In Chapter 10 Paul is mobbed yet again by Old Testament ghosts. This time it's Moses, David, Isaiah, Hosea, and Joel. He drones on about belief and righteousness too. There are really only two interesting points about this chapter:
- For the most part Paul seems to be saying that Moses had it all wrong. This is in line with what Jesus said, back in Matthew 19:8, about Moses making unauthorized concessions to the hardness of the hearts of the Jews. So much for the bible being infallible and containing no contradictions.
- Verse 9: "...if you confess with your mouth, 'Jesus is Lord,' and believe in your heart that God raised him from the dead, you will be saved." This is nothing like anything Jesus ever said. It also flies in the face of Trinitarianism, for its glaring failure to say "God" instead of "Lord". And if this were true, if it were really this easy to be saved, then why would we need all 27 of these New Testament books? Why would we need a bible at all? Why wouldn't we just kill everyone as soon as he/she accepted Jesus, so he/she could get on with eternity? Why would we need centuries' worth of exegesis, elucidation, elaboration? Why would we need laws against gay marriage? Stoner!
- Verse 20: Here's a gem: "Do not be arrogant..." Don't assume that you understand the Supreme Being well enough to speak on its behalf. Don't assume that you would recognize God if you saw it. Don't assume that God even knows that you exist. No, kidding, he didn't say all that. He just said, "Do not be arrogant, but be afraid." Thanks, Yoda. I was already afraid of this god when it started drowning babies.
- Verse 26: "...all Israel will be saved." Nah, God doesn't show favoritism. That would be ungodly.

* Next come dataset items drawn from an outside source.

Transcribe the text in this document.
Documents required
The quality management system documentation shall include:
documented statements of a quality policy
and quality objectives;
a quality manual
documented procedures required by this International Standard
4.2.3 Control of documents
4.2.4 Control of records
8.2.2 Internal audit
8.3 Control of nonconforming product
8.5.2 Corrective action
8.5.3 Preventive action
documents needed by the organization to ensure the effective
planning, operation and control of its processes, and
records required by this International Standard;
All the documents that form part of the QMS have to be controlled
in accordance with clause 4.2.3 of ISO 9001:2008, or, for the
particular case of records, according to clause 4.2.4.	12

Chapter 13, Verses 3 - 4: "...rulers hold no terror for those who do right," and "[The one in authority] is God's servant to do you good." Wow, thanks for explaining to me that all those people killed by tyrants during the 20th century never experienced terror, and that their executions were good.
In Chapter 14 Paul rambles for a bit about eating and food, judgment, and faith. Nothing of any consequence.
Chapter 15, Verse 5: "May the god who gives endurance and encouragement give you a spirit of unity among yourselves". Whoops, I guess Paul prayed to the wrong god for this one. He should have prayed to the god who gives a spirit of unity. Obviously, this prayer didn't work at all.
- Verse 4: "[Priscilla and Aquila] risked their lives for me." Hmm, if you think that you'll be spending eternity in heaven after your body dies, then what meaning can it possibly have to risk one's life? Stoner. Actually, no, it seems that most Jesusianismists share Paul's internally inconsistent world-view. They think that heaven is bliss, but they don't want to leave this life, and they try very hard to make sure that no one else (say, unwanted fetuses, who certainly would be very much wanted in heaven) leaves this life until they've spent at least a few decades in it, even if they're suffering miserably the whole time.
- Verse 20: "The god of peace will soon crush Satan under your feet." Yeah, Paul has a hard time keeping his gods straight. The god of peace wouldn't go around crushing anyone, I should think.
- Verse 27: "To the only wise god..." Paul was clearly a polytheist: he mentioned no fewer than three gods in this book.